Moreover, the report specifically advised USPS to wait to develop a plan until "the impacts of COVID-19 begin to subside." DeJoy did not do this. His now infamous "Pivoting For Our Future" memo, which outlined the elimination of late or extra trips, was issued on July 10, right in the middle of the nationwide spike in cases that began in mid-June and peaked around July 20.
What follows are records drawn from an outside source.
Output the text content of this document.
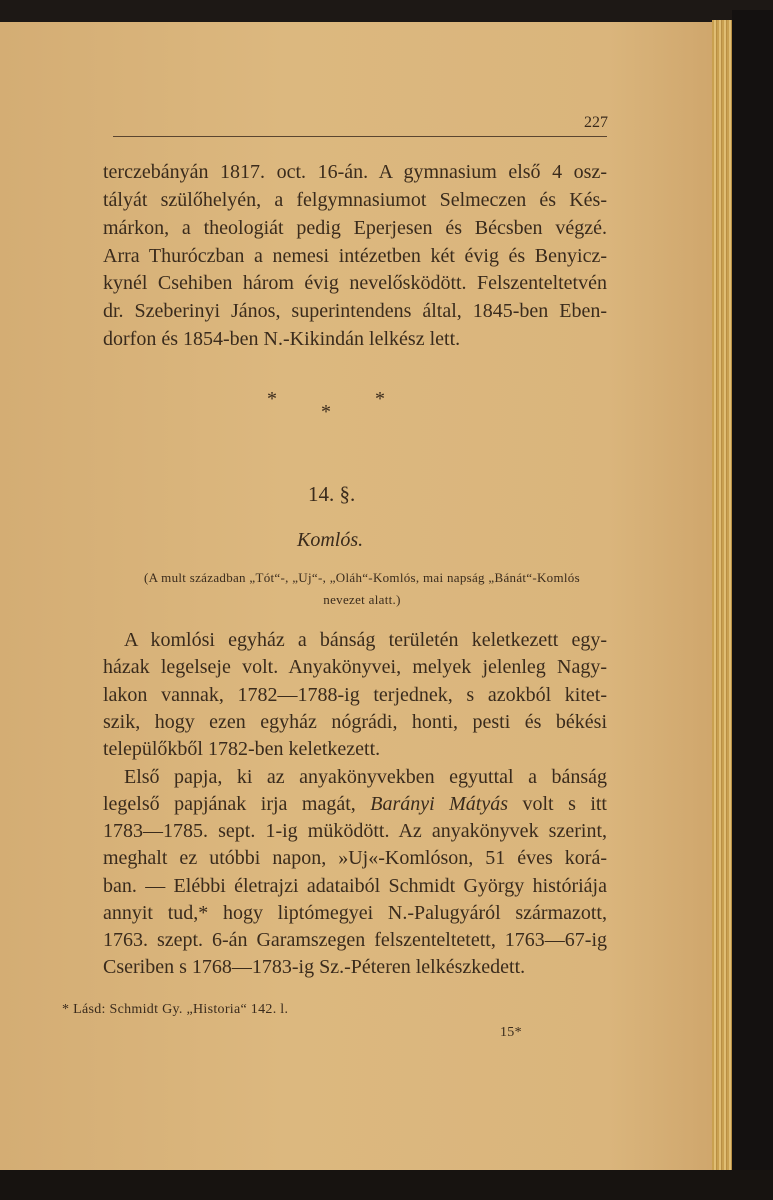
227
terczebányán 1817. oct. 16-án. A gymnasium első 4 osz-
tályát szülőhelyén, a felgymnasiumot Selmeczen és Kés-
márkon, a theologiát pedig Eperjesen és Bécsben végzé.
Arra Thuróczban a nemesi intézetben két évig és Benyicz-
kynél Csehiben három évig nevelősködött. Felszenteltetvén
dr. Szeberinyi János, superintendens által, 1845-ben Eben-
dorfon és 1854-ben N.-Kikindán lelkész lett.
*	*
*
14. §.
Komlós.
(A mult században „Tót“-, „Uj“-, „Oláh“-Komlós, mai napság „Bánát“-Komlós
nevezet alatt.)
A komlósi egyház a bánság területén keletkezett egy-
házak legelseje volt. Anyakönyvei, melyek jelenleg Nagy-
lakon vannak, 1782—1788-ig terjednek, s azokból kitet-
szik, hogy ezen egyház nógrádi, honti, pesti és békési
települőkből 1782-ben keletkezett.
Első papja, ki az anyakönyvekben egyuttal a bánság
legelső papjának irja magát, Barányi Mátyás volt s itt
1783—1785. sept. 1-ig müködött. Az anyakönyvek szerint,
meghalt ez utóbbi napon, »Uj«-Komlóson, 51 éves korá-
ban. — Elébbi életrajzi adataiból Schmidt György históriája
annyit tud,* hogy liptómegyei N.-Palugyáról származott,
1763. szept. 6-án Garamszegen felszenteltetett, 1763—67-ig
Cseriben s 1768—1783-ig Sz.-Péteren lelkészkedett.
* Lásd: Schmidt Gy. „Historia“ 142. l.
15*
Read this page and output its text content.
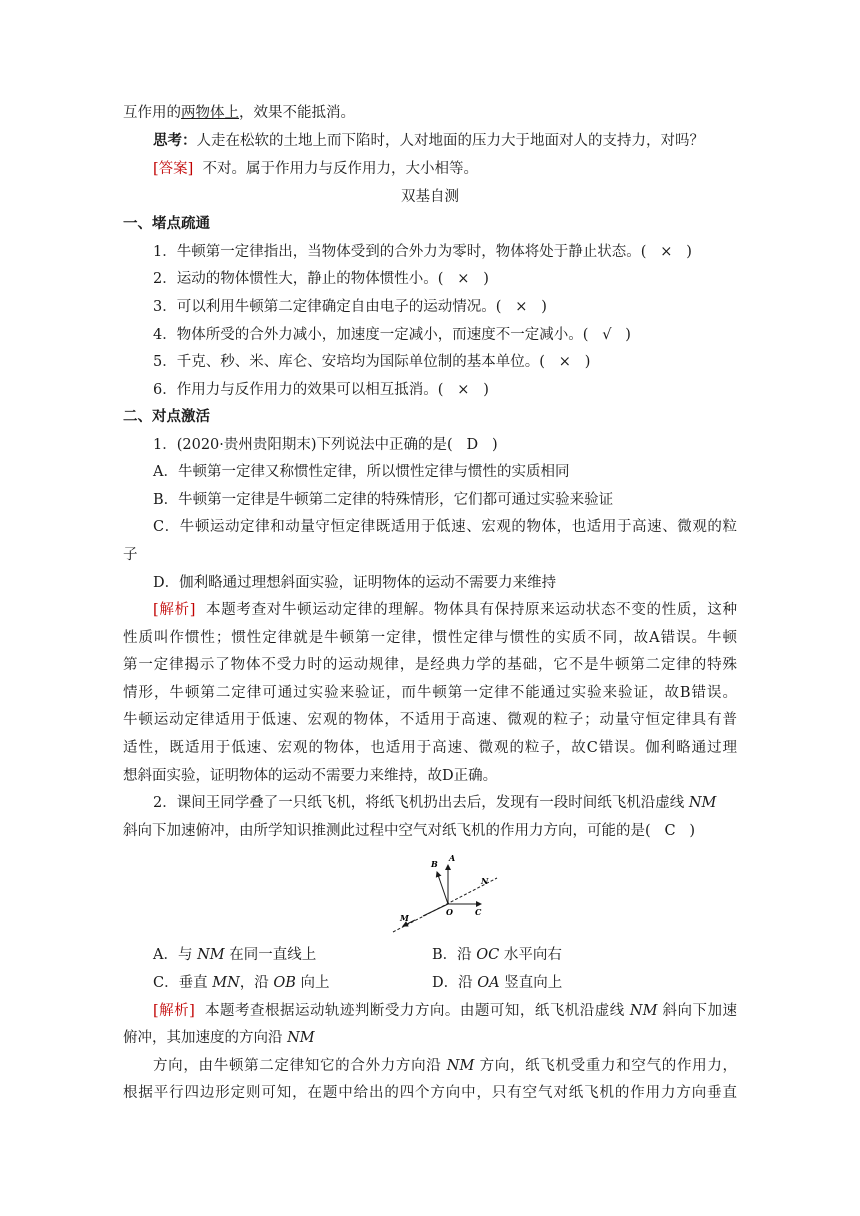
互作用的两物体上，效果不能抵消。
思考：人走在松软的土地上而下陷时，人对地面的压力大于地面对人的支持力，对吗？
[答案] 不对。属于作用力与反作用力，大小相等。
双基自测
一、堵点疏通
1．牛顿第一定律指出，当物体受到的合外力为零时，物体将处于静止状态。( × )
2．运动的物体惯性大，静止的物体惯性小。( × )
3．可以利用牛顿第二定律确定自由电子的运动情况。( × )
4．物体所受的合外力减小，加速度一定减小，而速度不一定减小。( √ )
5．千克、秒、米、库仑、安培均为国际单位制的基本单位。( × )
6．作用力与反作用力的效果可以相互抵消。( × )
二、对点激活
1．(2020·贵州贵阳期末)下列说法中正确的是( D )
A．牛顿第一定律又称惯性定律，所以惯性定律与惯性的实质相同
B．牛顿第一定律是牛顿第二定律的特殊情形，它们都可通过实验来验证
C．牛顿运动定律和动量守恒定律既适用于低速、宏观的物体，也适用于高速、微观的粒
子
D．伽利略通过理想斜面实验，证明物体的运动不需要力来维持
[解析] 本题考查对牛顿运动定律的理解。物体具有保持原来运动状态不变的性质，这种
性质叫作惯性；惯性定律就是牛顿第一定律，惯性定律与惯性的实质不同，故A错误。牛顿
第一定律揭示了物体不受力时的运动规律，是经典力学的基础，它不是牛顿第二定律的特殊
情形，牛顿第二定律可通过实验来验证，而牛顿第一定律不能通过实验来验证，故B错误。
牛顿运动定律适用于低速、宏观的物体，不适用于高速、微观的粒子；动量守恒定律具有普
适性，既适用于低速、宏观的物体，也适用于高速、微观的粒子，故C错误。伽利略通过理
想斜面实验，证明物体的运动不需要力来维持，故D正确。
2．课间王同学叠了一只纸飞机，将纸飞机扔出去后，发现有一段时间纸飞机沿虚线 NM
斜向下加速俯冲，由所学知识推测此过程中空气对纸飞机的作用力方向，可能的是( C )
A
B
N
O	C
M
A．与 NM 在同一直线上	B．沿 OC 水平向右
C．垂直 MN，沿 OB 向上	D．沿 OA 竖直向上
[解析] 本题考查根据运动轨迹判断受力方向。由题可知，纸飞机沿虚线 NM 斜向下加速
俯冲，其加速度的方向沿 NM
方向，由牛顿第二定律知它的合外力方向沿 NM 方向，纸飞机受重力和空气的作用力，
根据平行四边形定则可知，在题中给出的四个方向中，只有空气对纸飞机的作用力方向垂直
All this is to say, even stipulating DeJoy's intentions are as innocent and civic-minded as he claims they are, the one major decision he has made in his time as postmaster general does not accord with the advice he says he's following. Even his claim that he identified billions of dollars in savings by running the trucks on time isn't in line with the OIG report he says is his evidence for it. The report says potential savings would be just $385.6 million, because so much of the overtime identified in the report is unavoidable without hiring more employees.

DeJoy says he is trying to fix an unsustainable postal service, one that could not continue to operate the way it did. No doubt, there are numerous problems within the postal service worth addressing, and he correctly identified an important oversight report that has a lot of helpful suggestions in it. But DeJoy's actions raise a lot of questions, including whether he actually read the entire report.